PORT-AU-PRINCE, Haiti | Time was up, not 10 minutes into the visit. The social worker went to pull the 3-year-old orphan out of the arms of the woman he calls “Momma.”
The boy turned his face and dug his hands into her clothes. He kicked his legs. He screamed as they carried him away.
Tamara Palinka covered her mouth to hold back the sobs. The 37-year-old Canadian volunteer aid worker did not know when — or if — she would get another glimpse of the child she was desperately trying to adopt.
International adoption has always been a sensitive subject in Haiti, a reminder that the country is too poor to care for its own. After January’s earthquake, the Haitian government effectively slammed the door shut on most adoptions altogether.
With no foster care system and virtually no domestic adoption in Haiti, untold numbers of children orphaned by the quake — like the 3-year-old known as Sonson — now face a lifetime inside an institution.
The crackdown on adoption came in response to two incidents. First, Gov. Edward G. Rendell, Pennsylvania Democrat, flew 53 children from a destroyed orphanage run by two Pittsburgh sisters back to the U.S. after a tense standoff with officials at the Haiti airport. Then, a group of U.S. missionaries tried to take 33 Haitian children out of the country without papers, claiming they were orphans, when in fact all had at least one living parent.
Infuriated, the Haitian government announced that all children leaving the country would need the signature of Prime Minister Jean-Max Bellerive. Since then, the government has relented somewhat, but it still allows only the adoption of children orphaned before the quake or those relinquished by their parents in the presence of a judge.
“The sad part is that because of a few people’s mistakes, children that could find a good home and are waiting for a home will now have to suffer for years — and may never get a home at all,” said Miriam Frederick, founder of the New Life Children’s Home orphanage.
International adoptions by U.S. households have fallen from a high of around 23,000 in 2004 to roughly half that last year, according to U.S. State Department figures.

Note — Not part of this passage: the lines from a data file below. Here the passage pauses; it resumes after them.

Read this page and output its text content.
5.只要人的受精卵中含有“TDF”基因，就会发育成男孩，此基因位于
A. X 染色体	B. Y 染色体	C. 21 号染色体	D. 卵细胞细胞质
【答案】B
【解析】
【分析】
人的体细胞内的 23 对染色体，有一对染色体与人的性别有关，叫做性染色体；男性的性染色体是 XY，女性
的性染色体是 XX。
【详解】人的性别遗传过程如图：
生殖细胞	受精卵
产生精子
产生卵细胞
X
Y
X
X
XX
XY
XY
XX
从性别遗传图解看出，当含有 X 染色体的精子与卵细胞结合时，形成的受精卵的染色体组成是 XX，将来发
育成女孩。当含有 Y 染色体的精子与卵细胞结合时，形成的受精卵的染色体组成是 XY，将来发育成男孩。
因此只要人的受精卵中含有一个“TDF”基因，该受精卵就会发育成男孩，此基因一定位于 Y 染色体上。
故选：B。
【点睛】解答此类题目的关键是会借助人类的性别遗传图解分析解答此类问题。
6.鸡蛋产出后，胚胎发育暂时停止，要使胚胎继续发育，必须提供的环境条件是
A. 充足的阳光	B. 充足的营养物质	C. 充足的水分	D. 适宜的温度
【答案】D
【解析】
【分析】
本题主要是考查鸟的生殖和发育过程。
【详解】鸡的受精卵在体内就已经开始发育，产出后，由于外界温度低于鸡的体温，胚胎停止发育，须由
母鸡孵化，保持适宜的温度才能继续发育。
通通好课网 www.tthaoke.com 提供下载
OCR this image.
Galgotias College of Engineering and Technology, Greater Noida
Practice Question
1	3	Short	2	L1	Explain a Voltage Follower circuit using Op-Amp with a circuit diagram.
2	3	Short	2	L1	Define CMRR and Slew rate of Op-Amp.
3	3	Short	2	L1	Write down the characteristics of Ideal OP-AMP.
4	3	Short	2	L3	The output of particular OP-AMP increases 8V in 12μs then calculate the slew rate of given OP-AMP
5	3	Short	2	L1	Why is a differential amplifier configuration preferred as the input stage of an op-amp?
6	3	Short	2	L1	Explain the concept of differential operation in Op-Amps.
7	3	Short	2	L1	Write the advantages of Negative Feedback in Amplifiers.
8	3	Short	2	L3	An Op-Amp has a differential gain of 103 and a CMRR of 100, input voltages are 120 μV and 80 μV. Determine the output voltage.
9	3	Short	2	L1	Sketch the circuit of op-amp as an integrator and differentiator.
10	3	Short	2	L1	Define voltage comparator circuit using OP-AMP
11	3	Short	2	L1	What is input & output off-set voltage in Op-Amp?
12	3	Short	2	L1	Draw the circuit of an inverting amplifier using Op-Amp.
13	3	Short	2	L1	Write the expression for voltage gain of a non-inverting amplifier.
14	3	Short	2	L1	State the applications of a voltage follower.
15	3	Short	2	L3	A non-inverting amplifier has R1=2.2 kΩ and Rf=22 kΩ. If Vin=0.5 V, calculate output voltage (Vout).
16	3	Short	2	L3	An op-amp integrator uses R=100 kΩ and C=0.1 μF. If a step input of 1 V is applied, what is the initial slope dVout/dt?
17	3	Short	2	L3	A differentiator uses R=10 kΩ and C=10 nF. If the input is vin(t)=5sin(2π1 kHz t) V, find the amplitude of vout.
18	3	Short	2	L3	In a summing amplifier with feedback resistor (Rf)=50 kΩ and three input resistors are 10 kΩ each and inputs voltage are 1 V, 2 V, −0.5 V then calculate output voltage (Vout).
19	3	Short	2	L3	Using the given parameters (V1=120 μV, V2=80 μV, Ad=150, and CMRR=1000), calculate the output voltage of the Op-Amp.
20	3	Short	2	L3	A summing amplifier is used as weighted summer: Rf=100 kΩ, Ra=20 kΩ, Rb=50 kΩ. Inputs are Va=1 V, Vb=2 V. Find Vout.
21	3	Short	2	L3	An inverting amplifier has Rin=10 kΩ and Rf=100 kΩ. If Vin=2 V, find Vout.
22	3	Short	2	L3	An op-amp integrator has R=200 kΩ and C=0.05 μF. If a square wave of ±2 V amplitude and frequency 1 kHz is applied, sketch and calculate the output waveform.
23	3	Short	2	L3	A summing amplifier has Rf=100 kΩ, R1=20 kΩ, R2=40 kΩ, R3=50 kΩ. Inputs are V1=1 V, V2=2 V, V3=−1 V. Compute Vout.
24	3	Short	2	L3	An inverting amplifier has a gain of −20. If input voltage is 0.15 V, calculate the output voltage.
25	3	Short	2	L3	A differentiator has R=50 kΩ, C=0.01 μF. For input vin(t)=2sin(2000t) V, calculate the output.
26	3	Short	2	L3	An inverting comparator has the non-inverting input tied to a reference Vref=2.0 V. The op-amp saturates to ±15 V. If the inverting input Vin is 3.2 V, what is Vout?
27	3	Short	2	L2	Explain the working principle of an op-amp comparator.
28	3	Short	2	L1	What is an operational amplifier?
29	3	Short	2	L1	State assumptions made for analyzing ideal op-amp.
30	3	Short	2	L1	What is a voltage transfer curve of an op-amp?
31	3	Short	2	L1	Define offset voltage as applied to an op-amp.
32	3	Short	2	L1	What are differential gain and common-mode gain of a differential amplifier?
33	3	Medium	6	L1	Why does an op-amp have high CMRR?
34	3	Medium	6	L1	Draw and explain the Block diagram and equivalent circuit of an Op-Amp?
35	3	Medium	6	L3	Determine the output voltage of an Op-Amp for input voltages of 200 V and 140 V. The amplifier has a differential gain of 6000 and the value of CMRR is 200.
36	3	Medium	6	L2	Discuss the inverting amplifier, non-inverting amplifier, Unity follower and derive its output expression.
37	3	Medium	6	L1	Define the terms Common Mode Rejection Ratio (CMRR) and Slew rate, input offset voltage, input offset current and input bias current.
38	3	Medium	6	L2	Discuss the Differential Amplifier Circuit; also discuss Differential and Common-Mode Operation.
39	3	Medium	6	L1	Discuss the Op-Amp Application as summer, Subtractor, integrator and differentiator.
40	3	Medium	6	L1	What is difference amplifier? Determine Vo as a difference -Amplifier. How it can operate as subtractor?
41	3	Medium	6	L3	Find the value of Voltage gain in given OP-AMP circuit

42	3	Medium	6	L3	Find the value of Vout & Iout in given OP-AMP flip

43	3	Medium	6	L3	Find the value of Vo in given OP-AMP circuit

Haiti is the latest of several former “donor” countries to put a freeze on such adoptions.
Vietnam and Guatemala have halted adoptions altogether. South Korea — one of the first countries from which orphans were sent — has revised its rules to make adoptions increasingly difficult.
“There is a sense in many, many countries that to be a ’sending’ country is an embarrassment,” said adoption lawyer Diane Kunz, executive director of the Center for Adoption Policy and a specialist on adoptions from Haiti. “Their perspective is ’Our patrimony is our children.’ It’s as if you are giving this away.”
Haitian officials say they are trying to protect children from possible exploitation.
“International adoption should always be a last resort,” said former Deputy Gerandale Telusma, who headed a committee charged with drafting the country’s new adoption law. “We need to first make sure there is no other family willing to take the child — to make sure they don’t enter into some kind of nightmare.”
It is a position backed by the U.N. Children’s Fund, which helped create a database for unaccompanied children after the Haiti quake. The aim is to reunite children with their extended families, even if family members say they cannot care for the child.
Michel Forst, the United Nations’ independent specialist on human rights in Haiti, said the adoption freeze is necessary.
“There were lots of people that were coming here and doing whatever the heck they wanted. So it needed to be put on hold so that we could make sure that these adoptions were being done in a legal manner,” Mr. Forst said.
“And yes, it’s hard. It’s hard for the well-meaning families that are waiting to adopt children. And it’s hard for the children that are being prevented from running into the arms of these families,” he said.
Sonson was transferred to a modern orphanage in a village an 1½ hour drive from downtown Port-au-Prince. Ms. Palinka spent her remaining weeks in Haiti trying to get visitation rights.
On her first visit, she was told to call a child welfare case worker at 8 a.m. Ms. Palinka said she called more than 20 times between 8 and noon and each time was told to call back “in 10 minutes.” She was then told to drive to the side of the highway leading to the village and wait.
She said she waited for more than two hours in the sweltering car before the caseworker arrived. Jeanne Bernard Pierre, the head of the child welfare agency, declined to comment.
The woman took her to see Sonson. She didn’t recognize him.
His head had been shaven. He was sitting by himself on the floor. The other children rushed at her, screaming. “Where is he?” she asked.
“Don’t you recognize him? That’s him,” said the woman.
She crouched on her knees. “Sonson?” she said. He looked up and then away. She scooped him up in her arms. He held on tightly. He made no sound, until they tried to pull him away. And then he screamed.
In the month since they were separated, she has seen him twice more. Each time, she finds him diminished. “He looks smaller. He’s no longer making eye contact,” she said.
He cannot be declared an orphan for at least six months, to give his family a chance to reclaim him if they are alive. After that, he enters the bureaucratic labyrinth of Haiti’s adoption limbo.
Even before the earthquake, the waiting time for the roughly 300 Haitian children adopted each year into U.S. households was two to three years. So even if the government accepts Ms. Palinka’s application, 3-year-old Sonson will be waiting for about as long as he has been alive.